Competiting in Sabre - Hack and Slash, or Precise Art

When I think about fencing, I have two images in mind - epee or kendo/kenjutsu. I began fencing using foil, and then later added epee and just for fun - I bought a pair of shinai to practice with at home. (I'm a great date!) Sabre never really entered the equation, especially since I noticed that there were rarely a lot of sabreurs at any practice or competition I ever attended.

However, after talking with my coach, I decided to preregister for the E and Under Sabre event at DFC's May Melee. I will be borrowing equipment from an old coach, so I think I am all set. Except for the fact that I have only touched a sabre about three times, bouted with one only once, and the closest thing to practicing with my sabre has been using my shinai. They are both cutting weapons, right? Shinai fencing in kendo focuses on cutting with the right amount of force in time with the right spirit (whatever that means). I thought that would prepare me enough for and E-Under event, until I started researching historical sabre fencing.

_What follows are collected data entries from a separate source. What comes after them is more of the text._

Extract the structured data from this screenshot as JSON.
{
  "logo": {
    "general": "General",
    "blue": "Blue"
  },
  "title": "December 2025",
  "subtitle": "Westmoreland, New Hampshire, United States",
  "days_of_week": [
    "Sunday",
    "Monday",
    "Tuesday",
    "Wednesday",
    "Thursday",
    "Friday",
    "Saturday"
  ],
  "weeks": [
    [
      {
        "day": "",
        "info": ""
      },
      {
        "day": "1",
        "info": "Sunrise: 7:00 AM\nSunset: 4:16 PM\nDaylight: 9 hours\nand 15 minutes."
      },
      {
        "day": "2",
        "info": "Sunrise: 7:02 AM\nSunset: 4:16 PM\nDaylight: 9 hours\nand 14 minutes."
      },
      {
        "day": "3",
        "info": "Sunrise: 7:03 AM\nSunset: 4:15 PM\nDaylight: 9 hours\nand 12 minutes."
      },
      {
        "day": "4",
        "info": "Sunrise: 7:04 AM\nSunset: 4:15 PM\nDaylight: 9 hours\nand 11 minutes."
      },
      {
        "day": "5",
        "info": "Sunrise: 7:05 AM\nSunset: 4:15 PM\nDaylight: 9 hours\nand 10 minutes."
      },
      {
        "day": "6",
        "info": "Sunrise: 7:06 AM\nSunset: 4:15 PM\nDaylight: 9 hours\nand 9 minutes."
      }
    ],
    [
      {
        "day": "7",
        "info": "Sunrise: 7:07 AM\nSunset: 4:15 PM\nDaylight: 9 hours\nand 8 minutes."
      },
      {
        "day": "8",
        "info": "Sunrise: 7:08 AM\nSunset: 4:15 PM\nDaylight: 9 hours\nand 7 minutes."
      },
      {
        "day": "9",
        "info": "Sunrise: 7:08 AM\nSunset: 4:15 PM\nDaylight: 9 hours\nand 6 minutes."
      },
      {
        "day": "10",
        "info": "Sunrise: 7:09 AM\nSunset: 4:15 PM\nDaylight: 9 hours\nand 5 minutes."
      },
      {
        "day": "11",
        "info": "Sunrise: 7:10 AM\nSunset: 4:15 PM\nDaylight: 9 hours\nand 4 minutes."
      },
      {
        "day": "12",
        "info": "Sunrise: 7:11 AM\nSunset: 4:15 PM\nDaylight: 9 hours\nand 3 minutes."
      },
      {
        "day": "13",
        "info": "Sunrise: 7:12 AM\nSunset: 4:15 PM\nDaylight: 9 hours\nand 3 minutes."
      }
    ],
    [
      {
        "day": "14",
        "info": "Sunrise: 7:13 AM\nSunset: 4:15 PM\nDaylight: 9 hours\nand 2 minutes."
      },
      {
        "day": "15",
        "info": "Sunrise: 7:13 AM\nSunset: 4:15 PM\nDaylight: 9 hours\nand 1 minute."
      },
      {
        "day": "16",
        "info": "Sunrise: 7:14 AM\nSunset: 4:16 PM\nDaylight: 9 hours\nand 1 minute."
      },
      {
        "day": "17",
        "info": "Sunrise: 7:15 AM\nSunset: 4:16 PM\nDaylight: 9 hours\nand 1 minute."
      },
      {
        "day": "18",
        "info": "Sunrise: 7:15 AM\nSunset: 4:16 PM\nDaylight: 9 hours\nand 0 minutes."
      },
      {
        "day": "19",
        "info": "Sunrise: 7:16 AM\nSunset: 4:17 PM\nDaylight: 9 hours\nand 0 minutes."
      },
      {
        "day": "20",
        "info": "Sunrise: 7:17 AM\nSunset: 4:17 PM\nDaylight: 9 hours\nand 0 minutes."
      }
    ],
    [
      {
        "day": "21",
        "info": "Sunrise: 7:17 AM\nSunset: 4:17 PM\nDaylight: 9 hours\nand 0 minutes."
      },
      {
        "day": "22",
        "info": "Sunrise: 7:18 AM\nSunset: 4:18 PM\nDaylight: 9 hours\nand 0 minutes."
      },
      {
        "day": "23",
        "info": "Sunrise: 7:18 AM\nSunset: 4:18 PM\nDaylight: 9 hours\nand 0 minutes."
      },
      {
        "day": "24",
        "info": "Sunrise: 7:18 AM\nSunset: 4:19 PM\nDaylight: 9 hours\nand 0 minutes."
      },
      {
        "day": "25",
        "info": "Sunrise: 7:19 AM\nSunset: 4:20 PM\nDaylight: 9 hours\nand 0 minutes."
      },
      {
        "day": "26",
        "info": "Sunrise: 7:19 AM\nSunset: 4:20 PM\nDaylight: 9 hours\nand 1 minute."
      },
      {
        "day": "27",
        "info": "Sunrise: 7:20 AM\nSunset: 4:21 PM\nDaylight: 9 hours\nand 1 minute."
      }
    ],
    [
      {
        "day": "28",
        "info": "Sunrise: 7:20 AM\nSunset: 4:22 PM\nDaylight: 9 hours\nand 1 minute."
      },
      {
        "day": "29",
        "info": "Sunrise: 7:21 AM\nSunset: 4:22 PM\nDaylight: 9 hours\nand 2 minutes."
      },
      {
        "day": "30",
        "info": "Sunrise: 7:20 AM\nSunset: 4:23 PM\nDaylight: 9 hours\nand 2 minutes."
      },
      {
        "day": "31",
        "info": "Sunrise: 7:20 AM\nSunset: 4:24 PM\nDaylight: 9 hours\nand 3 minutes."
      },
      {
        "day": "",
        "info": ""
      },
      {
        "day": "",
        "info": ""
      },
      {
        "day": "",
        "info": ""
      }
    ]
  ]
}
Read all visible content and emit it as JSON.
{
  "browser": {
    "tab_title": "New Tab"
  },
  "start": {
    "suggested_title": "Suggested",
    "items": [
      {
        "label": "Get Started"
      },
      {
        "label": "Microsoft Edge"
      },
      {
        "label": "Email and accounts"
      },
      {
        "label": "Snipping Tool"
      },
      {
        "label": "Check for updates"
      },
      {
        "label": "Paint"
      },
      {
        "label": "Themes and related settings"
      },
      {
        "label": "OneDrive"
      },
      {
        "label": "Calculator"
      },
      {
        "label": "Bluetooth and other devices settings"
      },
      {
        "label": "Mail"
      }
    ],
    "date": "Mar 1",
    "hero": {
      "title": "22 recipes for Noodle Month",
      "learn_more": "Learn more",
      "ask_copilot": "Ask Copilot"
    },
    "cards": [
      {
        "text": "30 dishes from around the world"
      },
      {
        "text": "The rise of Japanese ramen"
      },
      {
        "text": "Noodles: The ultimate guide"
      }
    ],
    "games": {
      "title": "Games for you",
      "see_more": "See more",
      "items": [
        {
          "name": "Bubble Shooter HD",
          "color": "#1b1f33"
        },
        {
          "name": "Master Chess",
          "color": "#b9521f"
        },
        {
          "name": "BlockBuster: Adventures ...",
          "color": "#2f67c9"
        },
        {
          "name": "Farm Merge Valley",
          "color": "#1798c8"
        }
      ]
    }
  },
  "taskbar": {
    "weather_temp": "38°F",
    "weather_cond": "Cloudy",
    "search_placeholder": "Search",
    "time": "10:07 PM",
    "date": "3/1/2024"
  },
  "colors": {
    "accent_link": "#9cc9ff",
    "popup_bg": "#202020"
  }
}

In my research, I decided to see what General George S. Patton, a famous Olympic sabre fencer, had to say on the sport. I was shocked.
In the Peninsula War, the English nearly always used the sword for cutting. The French dragoons , to the contrary, used only the point which almost always caused a fatal wound. This made the English say, "The French don't fight fair." ...At Wagram, when the cavalry of the guard passed in review before a charge, Napoleon called to them, "Don't cut! The point! The point!"

The point is vastly more deadly than the edge. While it might be possible to inflict a crippling blow with the edge (were the swing unrestricted by the pressing ranks of the charge or by the guard of attack) the size and power of the blow is so reduced there is grave doubt it would have sufficient power to do any damage to an opponent's body, protected by clothing and equipment. And even should the blade reach the opponent, it's power to unhorse is dubious.
So according to Patton, who cares if a sabre has an edge for cutting - the thrust and the point is still the name of the game. In fact, in his famous manual on sabre fencing, not only does he not teach cutting, he doesn't teach the parry! Patton even says that using the cut in a sabre fight is akin to biting in a fist fight - it may be necessary from time to time, but not worth teaching.

Well, I have no rating to protect in this sabre event, so I am going to practice and take Patton's advice. I am sure to post my findings!